The perceived violation that the employee raises need not be an actual violation, but merely one that the employee "reasonably believes" is a violation. Expecting that the Department of Labor, which enforces these protections, will interpret phrases in the 2008 Act in the same way it interprets identical phrases in other federal whistleblower protections, an employee's reasonable belief that a violation has occurred will not be a significant hurdle for an employee to meet for his or her actions to be deemed protected under the 2008 Act.

Litigation An Aggrieved Whistleblower Can File

The 2008 Act provides that a person who believes he or she has suffered unlawful retaliation may file a complaint with the United States Secretary of Labor within 180 days of the alleged unlawful act. The Department of Labor will investigate the complaint, render a preliminary decision and, if either party objects to such decision, conduct a full hearing before an Administrative Law Judge. We assume that, as under Sarbanes-Oxley and other federal whistleblower laws, the Secretary of Labor will assign the preliminary investigation phase to the Occupational Safety and Health Administration.

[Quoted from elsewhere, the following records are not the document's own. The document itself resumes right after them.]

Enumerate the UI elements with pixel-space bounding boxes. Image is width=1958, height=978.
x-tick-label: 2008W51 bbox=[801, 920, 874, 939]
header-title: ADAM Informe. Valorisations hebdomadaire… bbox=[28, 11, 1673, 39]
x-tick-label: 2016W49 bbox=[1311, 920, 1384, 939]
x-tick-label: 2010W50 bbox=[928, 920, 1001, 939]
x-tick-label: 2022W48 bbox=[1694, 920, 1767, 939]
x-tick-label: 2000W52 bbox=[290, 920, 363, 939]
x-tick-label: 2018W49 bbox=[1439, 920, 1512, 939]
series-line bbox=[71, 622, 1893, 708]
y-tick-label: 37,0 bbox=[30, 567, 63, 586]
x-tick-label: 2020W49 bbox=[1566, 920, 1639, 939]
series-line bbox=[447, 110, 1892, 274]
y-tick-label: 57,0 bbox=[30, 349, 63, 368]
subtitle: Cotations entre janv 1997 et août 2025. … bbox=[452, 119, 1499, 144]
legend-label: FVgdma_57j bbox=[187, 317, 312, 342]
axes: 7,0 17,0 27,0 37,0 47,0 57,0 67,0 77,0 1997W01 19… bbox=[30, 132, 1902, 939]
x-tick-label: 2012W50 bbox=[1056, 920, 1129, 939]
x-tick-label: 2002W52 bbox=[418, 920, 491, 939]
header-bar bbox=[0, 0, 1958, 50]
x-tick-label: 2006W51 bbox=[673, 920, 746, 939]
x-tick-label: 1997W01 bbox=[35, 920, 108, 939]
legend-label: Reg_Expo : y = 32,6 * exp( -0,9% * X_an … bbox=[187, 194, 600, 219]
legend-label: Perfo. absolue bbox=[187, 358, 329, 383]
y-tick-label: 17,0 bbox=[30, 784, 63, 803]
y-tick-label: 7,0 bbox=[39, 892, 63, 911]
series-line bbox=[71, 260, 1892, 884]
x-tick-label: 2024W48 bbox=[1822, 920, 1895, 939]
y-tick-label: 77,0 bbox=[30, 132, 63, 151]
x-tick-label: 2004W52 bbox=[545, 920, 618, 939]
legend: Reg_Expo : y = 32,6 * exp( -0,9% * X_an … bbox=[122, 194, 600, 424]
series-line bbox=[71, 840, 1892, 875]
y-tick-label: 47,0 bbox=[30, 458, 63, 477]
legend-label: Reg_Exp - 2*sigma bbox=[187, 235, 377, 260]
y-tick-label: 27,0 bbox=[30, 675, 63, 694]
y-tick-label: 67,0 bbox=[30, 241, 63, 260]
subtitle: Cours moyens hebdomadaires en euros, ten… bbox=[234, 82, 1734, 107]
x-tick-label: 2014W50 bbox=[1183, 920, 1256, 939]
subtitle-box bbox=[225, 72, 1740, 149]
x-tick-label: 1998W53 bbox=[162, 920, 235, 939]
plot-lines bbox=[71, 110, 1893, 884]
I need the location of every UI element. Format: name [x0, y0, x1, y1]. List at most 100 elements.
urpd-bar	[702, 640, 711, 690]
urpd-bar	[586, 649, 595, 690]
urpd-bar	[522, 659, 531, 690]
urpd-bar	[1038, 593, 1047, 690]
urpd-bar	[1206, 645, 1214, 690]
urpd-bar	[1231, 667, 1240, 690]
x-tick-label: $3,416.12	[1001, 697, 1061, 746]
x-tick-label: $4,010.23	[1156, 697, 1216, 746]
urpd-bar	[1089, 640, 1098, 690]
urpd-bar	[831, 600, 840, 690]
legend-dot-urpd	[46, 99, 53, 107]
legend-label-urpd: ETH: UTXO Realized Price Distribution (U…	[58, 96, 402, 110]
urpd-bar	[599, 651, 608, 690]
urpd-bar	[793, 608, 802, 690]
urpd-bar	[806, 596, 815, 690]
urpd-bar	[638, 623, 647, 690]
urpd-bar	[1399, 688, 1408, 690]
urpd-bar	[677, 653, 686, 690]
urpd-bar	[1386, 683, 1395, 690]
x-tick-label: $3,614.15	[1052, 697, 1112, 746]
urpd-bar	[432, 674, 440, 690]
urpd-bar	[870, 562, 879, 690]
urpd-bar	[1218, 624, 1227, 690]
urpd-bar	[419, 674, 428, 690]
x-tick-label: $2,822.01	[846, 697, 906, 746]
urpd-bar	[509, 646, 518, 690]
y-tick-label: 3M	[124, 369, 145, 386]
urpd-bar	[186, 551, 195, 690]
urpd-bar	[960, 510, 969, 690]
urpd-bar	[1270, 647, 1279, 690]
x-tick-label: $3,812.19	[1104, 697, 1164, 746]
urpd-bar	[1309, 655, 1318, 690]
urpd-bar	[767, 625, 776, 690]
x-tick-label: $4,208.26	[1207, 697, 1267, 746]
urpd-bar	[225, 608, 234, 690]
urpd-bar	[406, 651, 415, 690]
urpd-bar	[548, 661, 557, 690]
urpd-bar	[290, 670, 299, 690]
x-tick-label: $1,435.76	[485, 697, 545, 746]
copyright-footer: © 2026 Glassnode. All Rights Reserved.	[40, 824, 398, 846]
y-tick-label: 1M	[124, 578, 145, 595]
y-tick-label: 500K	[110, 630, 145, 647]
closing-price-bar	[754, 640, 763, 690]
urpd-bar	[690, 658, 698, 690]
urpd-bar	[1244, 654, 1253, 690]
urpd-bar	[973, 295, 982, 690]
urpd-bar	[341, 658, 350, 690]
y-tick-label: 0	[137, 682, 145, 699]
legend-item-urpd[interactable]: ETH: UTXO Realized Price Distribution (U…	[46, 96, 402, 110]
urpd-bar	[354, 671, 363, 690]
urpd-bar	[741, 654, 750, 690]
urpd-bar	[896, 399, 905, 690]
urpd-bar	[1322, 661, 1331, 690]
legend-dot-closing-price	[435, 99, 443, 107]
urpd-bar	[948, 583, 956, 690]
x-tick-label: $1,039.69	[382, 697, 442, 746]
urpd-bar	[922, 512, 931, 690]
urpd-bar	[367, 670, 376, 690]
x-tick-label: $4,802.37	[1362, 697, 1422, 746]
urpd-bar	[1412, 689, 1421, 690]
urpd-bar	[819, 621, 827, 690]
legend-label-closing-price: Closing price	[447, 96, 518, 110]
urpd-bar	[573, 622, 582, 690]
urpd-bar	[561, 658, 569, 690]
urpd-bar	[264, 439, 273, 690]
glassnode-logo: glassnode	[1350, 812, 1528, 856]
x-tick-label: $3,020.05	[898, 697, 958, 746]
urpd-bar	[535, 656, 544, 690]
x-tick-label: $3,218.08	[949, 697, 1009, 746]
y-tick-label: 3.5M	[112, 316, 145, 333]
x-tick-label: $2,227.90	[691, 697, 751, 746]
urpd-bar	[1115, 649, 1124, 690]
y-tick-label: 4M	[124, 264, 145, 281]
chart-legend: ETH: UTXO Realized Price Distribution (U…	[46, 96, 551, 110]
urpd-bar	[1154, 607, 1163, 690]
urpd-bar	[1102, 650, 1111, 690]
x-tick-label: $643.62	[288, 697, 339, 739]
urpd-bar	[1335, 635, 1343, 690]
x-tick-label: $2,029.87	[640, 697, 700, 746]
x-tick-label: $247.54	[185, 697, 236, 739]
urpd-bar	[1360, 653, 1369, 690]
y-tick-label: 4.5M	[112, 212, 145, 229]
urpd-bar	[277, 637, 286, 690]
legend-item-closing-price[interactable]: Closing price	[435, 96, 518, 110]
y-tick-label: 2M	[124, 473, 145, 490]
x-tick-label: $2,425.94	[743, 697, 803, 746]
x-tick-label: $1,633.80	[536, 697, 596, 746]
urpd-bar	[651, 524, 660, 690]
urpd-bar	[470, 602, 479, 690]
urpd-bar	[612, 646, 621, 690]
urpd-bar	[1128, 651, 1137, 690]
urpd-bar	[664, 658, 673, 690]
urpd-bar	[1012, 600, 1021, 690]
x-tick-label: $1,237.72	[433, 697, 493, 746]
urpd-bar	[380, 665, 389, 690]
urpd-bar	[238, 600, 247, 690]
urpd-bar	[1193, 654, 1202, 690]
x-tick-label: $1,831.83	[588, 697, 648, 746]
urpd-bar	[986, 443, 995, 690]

The complaining individual may stop Department of Labor proceedings and take his or her claim to federal court at certain points during the process, such as 210 days after the filing of the complaint if the Secretary of Labor has not yet issued a final decision. While Sarbanes-Oxley's whistleblower provision is silent as to whether persons can proceed before a jury in federal court (and many courts have held they cannot), the 2008 Act expressly provides that the "action shall, at the request of either party to such action, be tried by the court with a jury." A prevailing complainant can obtain "all relief necessary to make the employee whole, including injunctive relief and compensatory damages," and such relief may entail reinstatement, back pay with interest and compensation for "special damages" such as litigation costs and attorney's fees.

Basic Steps Employers Should Take To Minimize Risk

Employers in the consumer products industry can expect to be faced with retaliation claims filed by current or former employees who believe, or at least assert they believe, they were discharged or otherwise retaliated against because of some protected act. If experience with Sarbanes-Oxley, the Atomic Energy Act and other whistleblower protections is any guide, the number of such lawsuits will be small at the outset but will increase rapidly. With the prospect of a jury deciding the claim and awarding damages, the stakes to employers in the consumer products industry will be substantially higher than the stakes faced by employers subject to other federal whistleblower protections. Accordingly, employers are encouraged to act now to minimize these risks. At a minimum, employers subject to the 2008 Act should:

  • Establish, disseminate and train all employees in carefully drafted procedures that allow employees to raise consumer product safety concerns to managers other than their direct and indirect supervisors. Such procedures should provide a variety of alternative mechanisms that employees can use to raise such concerns, including an anonymous "hot-line."
  • Establish, disseminate and train all employees in a policy that prohibits any person from retaliating in any way against any employee who has raised a safety concern. Again, procedures should be implemented to provide a multitude of avenues through which employees can complain about perceived retaliation.
  • Establish procedures for investigating complaints, but allow flexibility in such procedures to adapt to the unique needs of any situation. Such procedures should differentiate between investigations of the original consumer product safety concerns and investigations of retaliation allegations – each addresses different issues and requires different safeguards.
  • Work with Human Resources to assure that adverse employment decisions relating to whistleblowers are not only non-retaliatory, but are also handled thoughtfully and properly so the employer can prevail should the whistleblower challenge the decision in future litigation.